Beowulf got ready,
donned his war-gear, indifferent to death;
his mighty, hand-forged, fine-webbed mail
would soon meet with the menace underwater.
It would keep the bone-cage of his body safe:
. . .
[His helmet] was of beaten gold,
princely headgear hooped and hasped
by a weapon-smith who had worked wonders. . . .
(1442–1452)

These lines describe Beowulf’s preparation for his battle with Grendel’s mother. The treatment of weaponry and armor is of great importance to the Beowulf poet. We see, here and elsewhere, that armor has a double history, much like a warrior does: a history of its making, which corresponds to the family lineage of an individual, and a history of performance, which corresponds to reputation. These lines seem to imply that the success of a weapon in battle is related to the skill with which it was crafted. The poet pays a great deal of attention, in general, to the craftsmanship that goes into physical objects and feats of language.

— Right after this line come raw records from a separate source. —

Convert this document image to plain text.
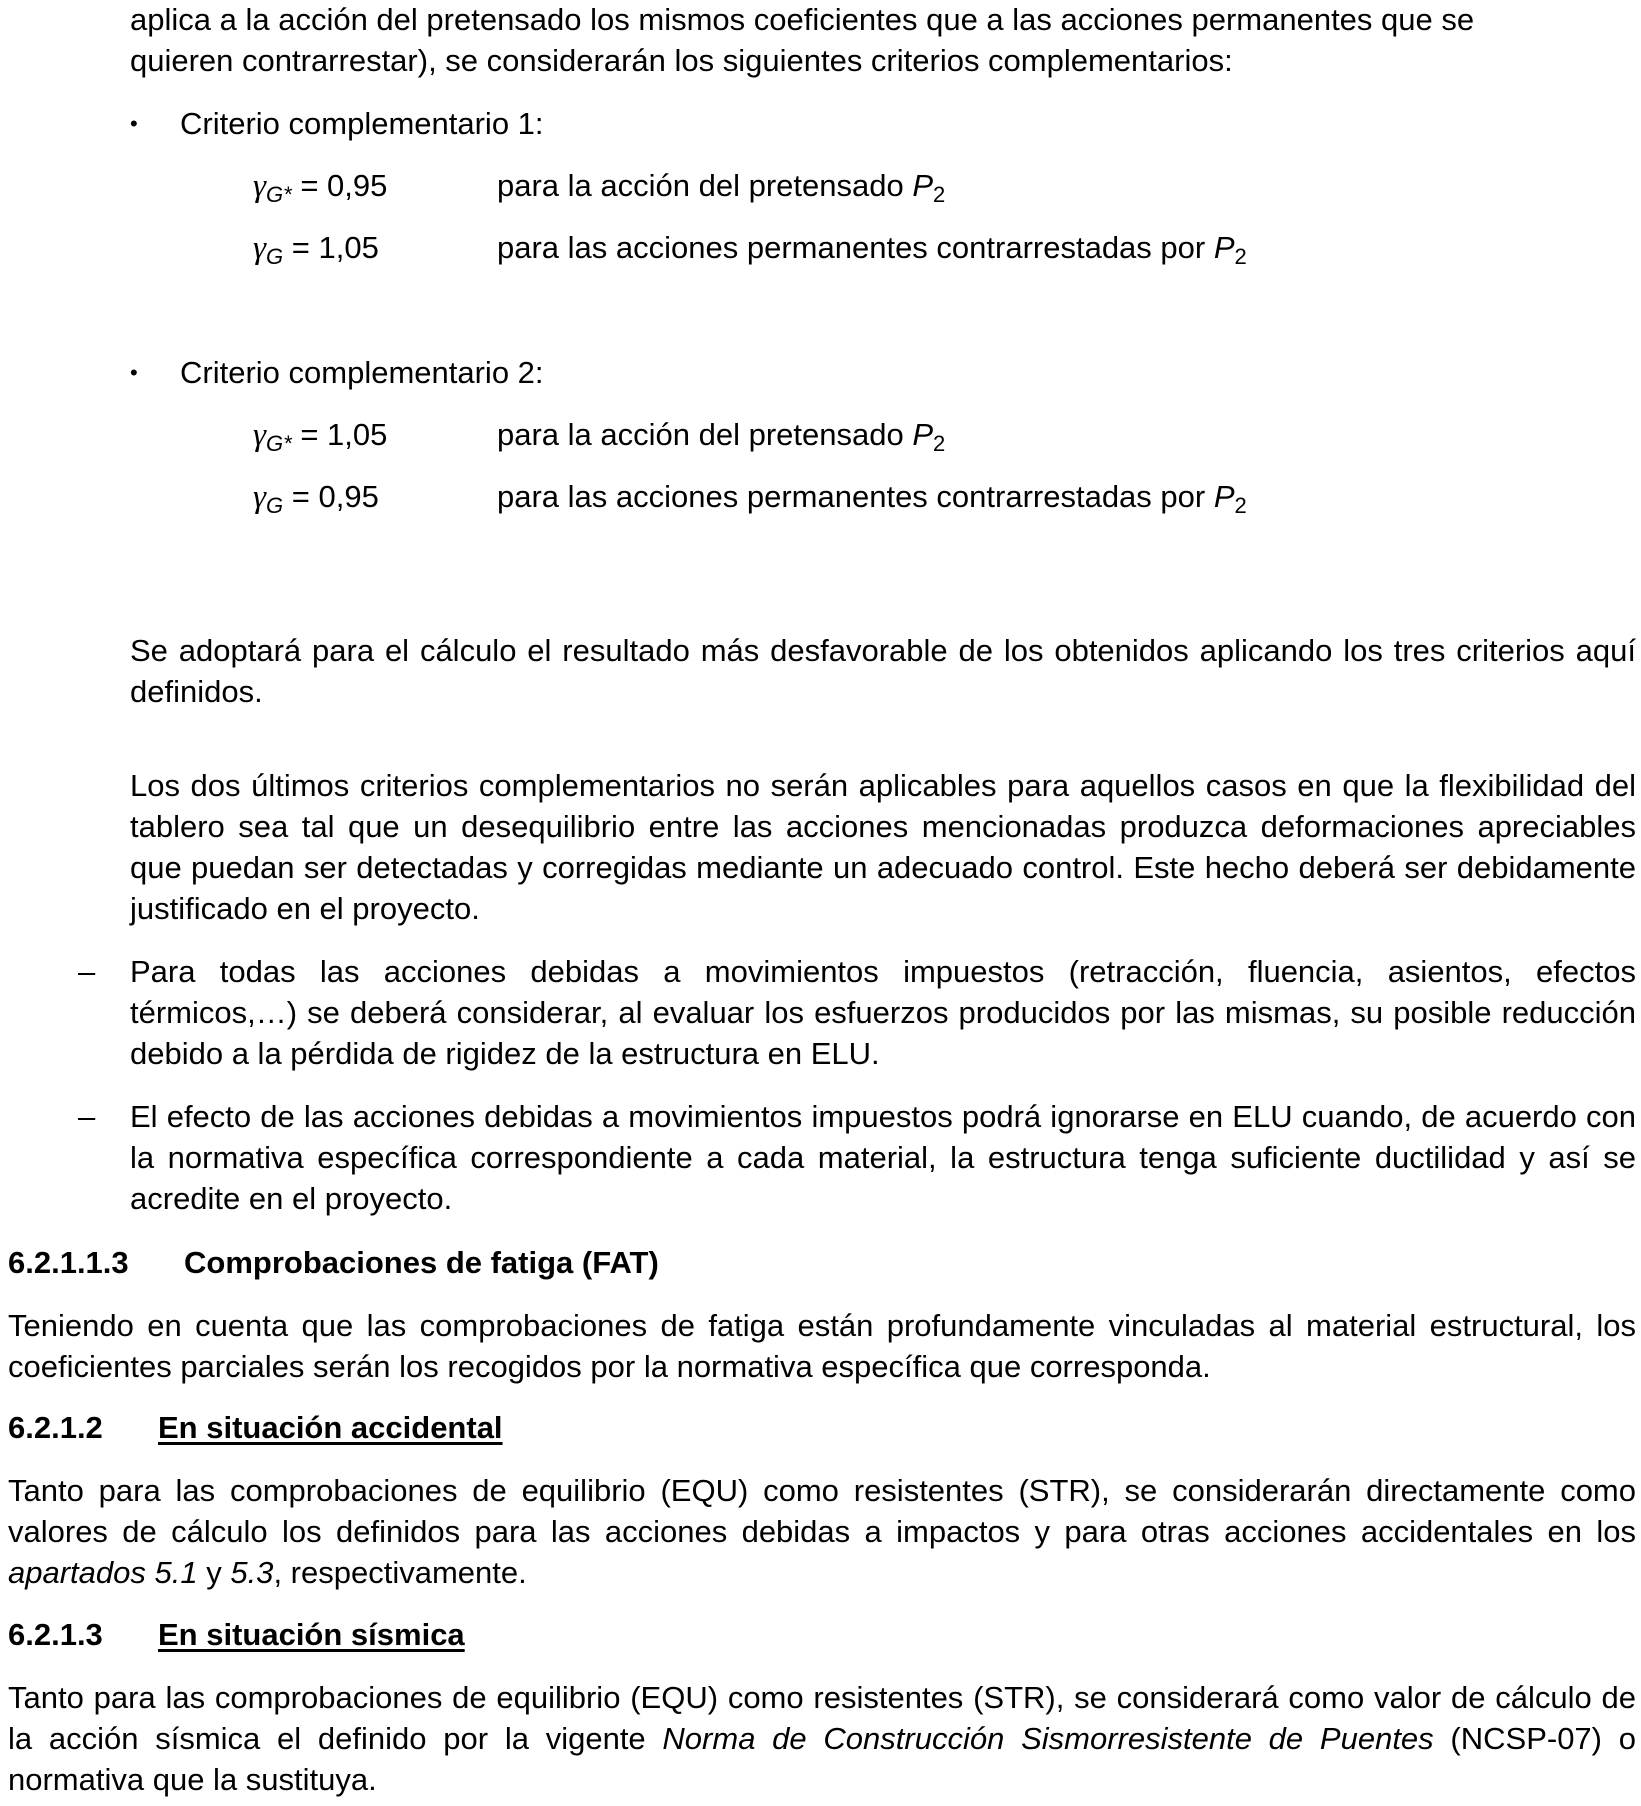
aplica a la acción del pretensado los mismos coeficientes que a las acciones permanentes que se
quieren contrarrestar), se considerarán los siguientes criterios complementarios:
• Criterio complementario 1:
$\gamma_{G*} = 0,95$	para la acción del pretensado $P_2$
$\gamma_G = 1,05$	para las acciones permanentes contrarrestadas por $P_2$
• Criterio complementario 2:
$\gamma_{G*} = 1,05$	para la acción del pretensado $P_2$
$\gamma_G = 0,95$	para las acciones permanentes contrarrestadas por $P_2$
Se adoptará para el cálculo el resultado más desfavorable de los obtenidos aplicando los tres criterios aquí definidos.
Los dos últimos criterios complementarios no serán aplicables para aquellos casos en que la flexibilidad del tablero sea tal que un desequilibrio entre las acciones mencionadas produzca deformaciones apreciables que puedan ser detectadas y corregidas mediante un adecuado control. Este hecho deberá ser debidamente justificado en el proyecto.
– Para todas las acciones debidas a movimientos impuestos (retracción, fluencia, asientos, efectos térmicos,…) se deberá considerar, al evaluar los esfuerzos producidos por las mismas, su posible reducción debido a la pérdida de rigidez de la estructura en ELU.
– El efecto de las acciones debidas a movimientos impuestos podrá ignorarse en ELU cuando, de acuerdo con la normativa específica correspondiente a cada material, la estructura tenga suficiente ductilidad y así se acredite en el proyecto.
6.2.1.1.3 Comprobaciones de fatiga (FAT)
Teniendo en cuenta que las comprobaciones de fatiga están profundamente vinculadas al material estructural, los coeficientes parciales serán los recogidos por la normativa específica que corresponda.
6.2.1.2 En situación accidental
Tanto para las comprobaciones de equilibrio (EQU) como resistentes (STR), se considerarán directamente como valores de cálculo los definidos para las acciones debidas a impactos y para otras acciones accidentales en los apartados 5.1 y 5.3, respectivamente.
6.2.1.3 En situación sísmica
Tanto para las comprobaciones de equilibrio (EQU) como resistentes (STR), se considerará como valor de cálculo de la acción sísmica el definido por la vigente Norma de Construcción Sismorresistente de Puentes (NCSP-07) o normativa que la sustituya.
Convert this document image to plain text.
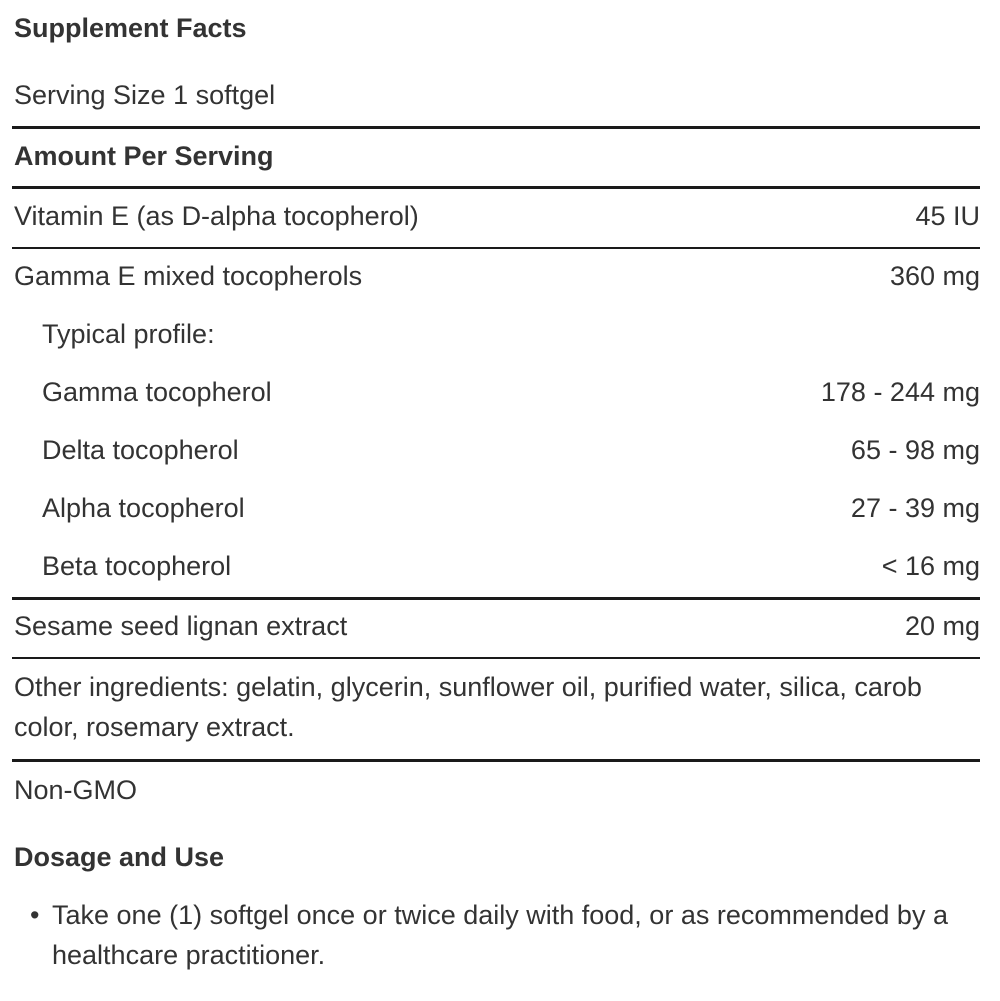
Supplement Facts
Serving Size 1 softgel
Amount Per Serving
Vitamin E (as D-alpha tocopherol)	45 IU
Gamma E mixed tocopherols	360 mg
Typical profile:
Gamma tocopherol	178 - 244 mg
Delta tocopherol	65 - 98 mg
Alpha tocopherol	27 - 39 mg
Beta tocopherol	< 16 mg
Sesame seed lignan extract	20 mg
Other ingredients: gelatin, glycerin, sunflower oil, purified water, silica, carob color, rosemary extract.
Non-GMO
Dosage and Use
• Take one (1) softgel once or twice daily with food, or as recommended by a healthcare practitioner.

This passage is also characteristic in its exposition of the idea of fate. The poet’s narration, though always in the past tense, often looks ahead to what will happen either in the immediate future—in the next few lines of the poem, even—or in the long term. The poet tells us, for example, that Beowulf’s armor “would keep the bone-cage of his body safe.” Though this tendency violates the reader’s expectation that a narrator won’t give away what will happen next, the poem is composed with a different set of literary expectations in mind. According to the warrior culture in which the poem is set, part of the meaning of fate is that future events are already contained in the present. To the Beowulf poet, then, it would seem foolish and pointless to try to counteract fate’s powerful presence. Rather, he accepts it and includes it in his narrative.